The landing jetty had been at the base of Kiost of Nectanebo and it had been the oldest part of the complex. Old stones, roughened by thousands of footsteps over time had wobbled under pressure and emerald green shrubs had created colour blocks. It had been said, that during the reconstruction, the landscaping of Agilka had been done to recreate Philae’s natural environment and the whole island had completely resembled the original site. Needless to say, it had been very beautiful, in a wild, overgrown kind of way and even the sunlit air had smelled of green sap. Bright magenta bougainvilleas had splashed colours wildly and large butterflies had flown in and out of them fearlessly. A short walk had lead to the outer temple court of Philae temple and stunning rows of golden columns had run along on both sides.

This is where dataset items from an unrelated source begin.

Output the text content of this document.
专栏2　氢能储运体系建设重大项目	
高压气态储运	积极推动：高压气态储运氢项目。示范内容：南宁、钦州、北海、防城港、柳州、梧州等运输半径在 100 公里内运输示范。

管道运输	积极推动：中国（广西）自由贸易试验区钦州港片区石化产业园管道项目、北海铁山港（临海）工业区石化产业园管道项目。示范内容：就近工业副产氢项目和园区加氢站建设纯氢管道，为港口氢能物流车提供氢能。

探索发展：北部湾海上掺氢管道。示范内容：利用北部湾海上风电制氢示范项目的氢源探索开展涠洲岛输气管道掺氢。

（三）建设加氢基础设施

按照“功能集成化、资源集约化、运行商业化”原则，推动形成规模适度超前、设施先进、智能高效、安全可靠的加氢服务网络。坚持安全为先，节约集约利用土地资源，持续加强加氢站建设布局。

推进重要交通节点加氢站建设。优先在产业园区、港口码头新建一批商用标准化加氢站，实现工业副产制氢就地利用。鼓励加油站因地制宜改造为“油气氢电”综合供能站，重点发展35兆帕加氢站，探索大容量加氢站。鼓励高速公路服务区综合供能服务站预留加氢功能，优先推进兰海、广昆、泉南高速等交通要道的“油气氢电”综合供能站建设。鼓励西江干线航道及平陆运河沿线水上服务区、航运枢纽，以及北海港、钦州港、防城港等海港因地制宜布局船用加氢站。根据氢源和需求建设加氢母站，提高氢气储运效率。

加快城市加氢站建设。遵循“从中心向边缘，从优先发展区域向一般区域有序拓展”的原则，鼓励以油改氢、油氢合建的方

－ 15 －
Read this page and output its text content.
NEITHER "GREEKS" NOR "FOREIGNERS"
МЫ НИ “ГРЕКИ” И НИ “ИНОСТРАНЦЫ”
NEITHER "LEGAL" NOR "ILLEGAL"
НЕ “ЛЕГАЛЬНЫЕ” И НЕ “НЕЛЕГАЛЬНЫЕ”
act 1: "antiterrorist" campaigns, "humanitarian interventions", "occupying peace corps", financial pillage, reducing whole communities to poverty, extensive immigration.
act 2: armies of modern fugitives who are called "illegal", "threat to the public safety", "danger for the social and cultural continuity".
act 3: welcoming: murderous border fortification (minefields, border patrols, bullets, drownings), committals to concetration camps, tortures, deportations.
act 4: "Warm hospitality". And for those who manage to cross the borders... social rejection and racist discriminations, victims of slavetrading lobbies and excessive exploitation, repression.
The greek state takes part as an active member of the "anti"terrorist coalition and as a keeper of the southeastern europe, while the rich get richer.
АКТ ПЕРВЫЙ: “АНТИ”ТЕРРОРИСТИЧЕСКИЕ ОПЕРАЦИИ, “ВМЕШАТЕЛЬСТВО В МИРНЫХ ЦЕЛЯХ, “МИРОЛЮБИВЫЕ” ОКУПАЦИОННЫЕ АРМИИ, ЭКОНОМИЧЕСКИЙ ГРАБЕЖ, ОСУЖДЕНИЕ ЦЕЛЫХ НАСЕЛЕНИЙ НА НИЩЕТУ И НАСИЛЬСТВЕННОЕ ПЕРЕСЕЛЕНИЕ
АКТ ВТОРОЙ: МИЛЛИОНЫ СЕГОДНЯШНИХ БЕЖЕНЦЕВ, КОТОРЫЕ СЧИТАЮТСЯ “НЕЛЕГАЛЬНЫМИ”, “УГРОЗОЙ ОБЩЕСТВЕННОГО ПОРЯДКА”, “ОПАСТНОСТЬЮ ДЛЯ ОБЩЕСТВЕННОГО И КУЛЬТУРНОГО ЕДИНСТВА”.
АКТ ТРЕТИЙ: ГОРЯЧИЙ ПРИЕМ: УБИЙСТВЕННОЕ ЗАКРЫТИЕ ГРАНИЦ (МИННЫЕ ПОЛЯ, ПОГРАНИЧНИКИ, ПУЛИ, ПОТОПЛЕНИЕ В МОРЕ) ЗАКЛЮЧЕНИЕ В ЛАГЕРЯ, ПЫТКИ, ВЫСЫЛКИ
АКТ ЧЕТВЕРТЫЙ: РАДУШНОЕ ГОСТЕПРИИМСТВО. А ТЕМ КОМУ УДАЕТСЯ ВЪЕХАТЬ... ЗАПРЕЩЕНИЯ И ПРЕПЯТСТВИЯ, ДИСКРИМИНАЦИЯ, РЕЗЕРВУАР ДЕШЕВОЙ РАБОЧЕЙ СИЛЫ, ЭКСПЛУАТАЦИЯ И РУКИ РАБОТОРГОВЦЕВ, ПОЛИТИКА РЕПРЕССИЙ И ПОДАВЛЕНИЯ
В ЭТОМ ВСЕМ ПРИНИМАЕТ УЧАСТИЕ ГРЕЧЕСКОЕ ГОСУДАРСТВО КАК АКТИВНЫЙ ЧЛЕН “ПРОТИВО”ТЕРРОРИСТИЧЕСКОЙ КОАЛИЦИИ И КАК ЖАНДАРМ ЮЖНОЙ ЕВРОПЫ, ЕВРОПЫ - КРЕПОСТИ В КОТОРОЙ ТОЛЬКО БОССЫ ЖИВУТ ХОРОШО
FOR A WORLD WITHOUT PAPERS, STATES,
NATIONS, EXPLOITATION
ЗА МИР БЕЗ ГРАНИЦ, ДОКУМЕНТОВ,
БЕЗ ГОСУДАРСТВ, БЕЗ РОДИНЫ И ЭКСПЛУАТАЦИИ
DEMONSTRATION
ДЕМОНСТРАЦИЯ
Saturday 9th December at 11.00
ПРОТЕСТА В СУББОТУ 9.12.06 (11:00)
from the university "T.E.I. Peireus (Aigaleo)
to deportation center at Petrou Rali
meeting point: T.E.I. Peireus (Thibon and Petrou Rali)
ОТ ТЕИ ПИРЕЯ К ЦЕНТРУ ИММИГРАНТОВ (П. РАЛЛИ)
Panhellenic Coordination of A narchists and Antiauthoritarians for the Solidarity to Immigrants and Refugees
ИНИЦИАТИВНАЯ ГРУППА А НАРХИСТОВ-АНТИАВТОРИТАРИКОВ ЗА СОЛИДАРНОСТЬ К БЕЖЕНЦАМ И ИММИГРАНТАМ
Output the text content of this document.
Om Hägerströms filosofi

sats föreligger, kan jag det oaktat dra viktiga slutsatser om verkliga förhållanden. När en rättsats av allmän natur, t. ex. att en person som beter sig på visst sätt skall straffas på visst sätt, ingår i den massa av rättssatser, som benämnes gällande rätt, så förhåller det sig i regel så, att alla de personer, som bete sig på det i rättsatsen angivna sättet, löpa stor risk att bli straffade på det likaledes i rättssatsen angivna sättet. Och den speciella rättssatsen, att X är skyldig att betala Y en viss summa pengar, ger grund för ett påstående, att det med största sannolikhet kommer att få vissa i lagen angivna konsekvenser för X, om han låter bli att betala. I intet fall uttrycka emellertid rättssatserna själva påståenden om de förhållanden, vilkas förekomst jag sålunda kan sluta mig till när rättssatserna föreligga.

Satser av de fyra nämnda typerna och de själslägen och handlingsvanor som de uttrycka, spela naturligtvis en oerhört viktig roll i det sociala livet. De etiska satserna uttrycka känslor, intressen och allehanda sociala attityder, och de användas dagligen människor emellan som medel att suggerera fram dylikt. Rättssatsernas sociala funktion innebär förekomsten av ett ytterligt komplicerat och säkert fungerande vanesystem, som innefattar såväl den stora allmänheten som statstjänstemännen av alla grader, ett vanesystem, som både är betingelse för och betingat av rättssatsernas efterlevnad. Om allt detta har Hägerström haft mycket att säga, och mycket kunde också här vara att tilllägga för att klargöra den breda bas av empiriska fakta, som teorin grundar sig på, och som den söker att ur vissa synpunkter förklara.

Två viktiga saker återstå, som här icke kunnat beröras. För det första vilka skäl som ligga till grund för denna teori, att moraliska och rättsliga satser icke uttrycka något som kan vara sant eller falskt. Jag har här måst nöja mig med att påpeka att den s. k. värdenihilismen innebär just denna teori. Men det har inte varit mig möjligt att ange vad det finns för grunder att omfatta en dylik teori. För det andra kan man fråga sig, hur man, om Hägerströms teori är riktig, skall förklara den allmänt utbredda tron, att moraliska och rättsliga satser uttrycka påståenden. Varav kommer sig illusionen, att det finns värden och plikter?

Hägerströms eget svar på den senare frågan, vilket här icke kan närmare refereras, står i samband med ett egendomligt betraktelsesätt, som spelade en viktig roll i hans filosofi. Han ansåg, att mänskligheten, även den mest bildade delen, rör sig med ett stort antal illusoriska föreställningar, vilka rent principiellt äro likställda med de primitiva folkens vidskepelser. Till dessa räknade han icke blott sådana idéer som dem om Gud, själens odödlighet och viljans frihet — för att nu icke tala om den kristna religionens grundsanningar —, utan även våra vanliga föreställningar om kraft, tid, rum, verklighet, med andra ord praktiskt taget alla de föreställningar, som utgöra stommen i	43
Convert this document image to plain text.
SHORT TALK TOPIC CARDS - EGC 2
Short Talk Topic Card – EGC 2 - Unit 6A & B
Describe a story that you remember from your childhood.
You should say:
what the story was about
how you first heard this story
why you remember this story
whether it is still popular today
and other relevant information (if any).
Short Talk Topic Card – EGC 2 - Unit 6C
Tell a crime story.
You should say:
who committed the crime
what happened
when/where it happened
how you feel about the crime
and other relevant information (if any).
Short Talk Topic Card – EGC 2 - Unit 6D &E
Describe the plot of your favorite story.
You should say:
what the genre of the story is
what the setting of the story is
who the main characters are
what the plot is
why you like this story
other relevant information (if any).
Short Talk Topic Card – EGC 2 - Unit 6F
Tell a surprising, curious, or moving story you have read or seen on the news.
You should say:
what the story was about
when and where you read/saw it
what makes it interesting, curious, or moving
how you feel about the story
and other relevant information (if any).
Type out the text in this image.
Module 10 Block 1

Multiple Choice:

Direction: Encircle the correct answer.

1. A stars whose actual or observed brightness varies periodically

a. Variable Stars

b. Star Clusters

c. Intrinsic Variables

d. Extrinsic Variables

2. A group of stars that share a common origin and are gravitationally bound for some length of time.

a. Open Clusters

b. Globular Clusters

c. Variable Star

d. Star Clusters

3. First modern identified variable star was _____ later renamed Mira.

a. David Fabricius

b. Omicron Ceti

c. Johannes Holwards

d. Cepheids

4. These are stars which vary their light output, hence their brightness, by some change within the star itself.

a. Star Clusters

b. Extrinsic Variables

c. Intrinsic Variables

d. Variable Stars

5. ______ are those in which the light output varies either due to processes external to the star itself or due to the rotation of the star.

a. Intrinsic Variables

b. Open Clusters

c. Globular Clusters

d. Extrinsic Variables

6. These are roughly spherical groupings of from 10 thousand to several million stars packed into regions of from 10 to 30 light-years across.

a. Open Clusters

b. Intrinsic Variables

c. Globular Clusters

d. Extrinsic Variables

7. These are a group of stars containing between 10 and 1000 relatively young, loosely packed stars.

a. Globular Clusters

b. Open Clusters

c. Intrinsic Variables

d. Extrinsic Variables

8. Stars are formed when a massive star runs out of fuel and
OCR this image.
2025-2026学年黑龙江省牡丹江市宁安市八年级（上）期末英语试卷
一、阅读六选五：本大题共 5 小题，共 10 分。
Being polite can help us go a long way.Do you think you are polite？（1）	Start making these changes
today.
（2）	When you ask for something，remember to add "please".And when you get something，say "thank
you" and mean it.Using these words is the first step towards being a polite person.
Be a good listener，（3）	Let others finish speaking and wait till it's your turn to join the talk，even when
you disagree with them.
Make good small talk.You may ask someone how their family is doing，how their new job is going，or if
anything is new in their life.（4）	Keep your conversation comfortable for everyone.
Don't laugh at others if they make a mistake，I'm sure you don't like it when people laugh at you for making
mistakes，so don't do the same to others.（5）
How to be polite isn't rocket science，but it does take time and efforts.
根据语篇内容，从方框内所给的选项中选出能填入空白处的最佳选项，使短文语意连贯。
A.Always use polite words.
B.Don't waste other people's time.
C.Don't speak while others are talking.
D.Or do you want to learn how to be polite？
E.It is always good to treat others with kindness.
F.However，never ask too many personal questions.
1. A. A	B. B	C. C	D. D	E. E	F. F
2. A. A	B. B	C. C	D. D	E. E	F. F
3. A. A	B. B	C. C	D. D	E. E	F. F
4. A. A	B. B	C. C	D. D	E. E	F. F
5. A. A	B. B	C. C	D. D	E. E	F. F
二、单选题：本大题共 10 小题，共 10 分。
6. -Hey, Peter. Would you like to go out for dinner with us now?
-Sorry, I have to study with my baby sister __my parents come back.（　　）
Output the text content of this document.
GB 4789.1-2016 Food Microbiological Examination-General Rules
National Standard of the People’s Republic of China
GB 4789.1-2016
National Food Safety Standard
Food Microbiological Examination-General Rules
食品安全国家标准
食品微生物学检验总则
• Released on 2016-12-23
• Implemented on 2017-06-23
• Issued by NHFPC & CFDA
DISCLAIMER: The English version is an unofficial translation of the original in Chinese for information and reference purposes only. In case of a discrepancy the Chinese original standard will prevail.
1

They had stood proud and erect like ripe corn rows and on the western side, windows had shown glimpses of blue sky, bluer water and pink flowers. The entrance to the temple of Isis had stood at the end of the courtyard and the space had dwarfed out everything except for the larger than life reliefs.

Officially called the First Pylon, 2 towers and a huge central doorway had marked its front and larger than life reliefs of patron Pharaoh, Isis, Horus etc had decorated the surface. Two old granite lions too had flanked the portal and inside, Napoleon’s troops had left scribbles commemorating their victory over the Mamluks in 1799. The huge portal had opened up into a cavernous Forecourt, Second Pylon, Birth House, the Hypostyle Hall, vestibules and sanctuary before finally exiting through the Hadrian’s Gate. The entire complex had seemed to me like a Russian matryoshka doll, where each segment had given deeper access into its folds. The reliefs had been mind boggling and keeping in mind, that it had been my first experience of coming face to face with ancient Egyptian glory, I had followed our guide along like a mesmerized puppy. Isis, Horus and their mortal royal descendants had made their presence felt everywhere and they had birthed, warred, worshiped and celebrated from every corner.

Many other animal headed ancient Egyptian gods had stared back at us with frozen eyes and life of Horus had spilled out from stone. From his birth among the marshy swamps, as a suckling baby, as a naked toddler running around to coming to adulthood as a young god, Horus had grown up virtually all around the temple and musicians, soldiers, naughty Roman graffiti, Christian defacing and Islamic scribbles had left historical marks on its interiors (as well as exteriors). The temple had been like a mix of mythological epic and history book put together in a powerful combination and I had never realized how time had flown underneath its golden shadow. Softening of the blazing sky and whispers of cool wind blowing in across the lake had ended our Aswan day and we had happily boarded our cruise boat with blue gold memories of Philae.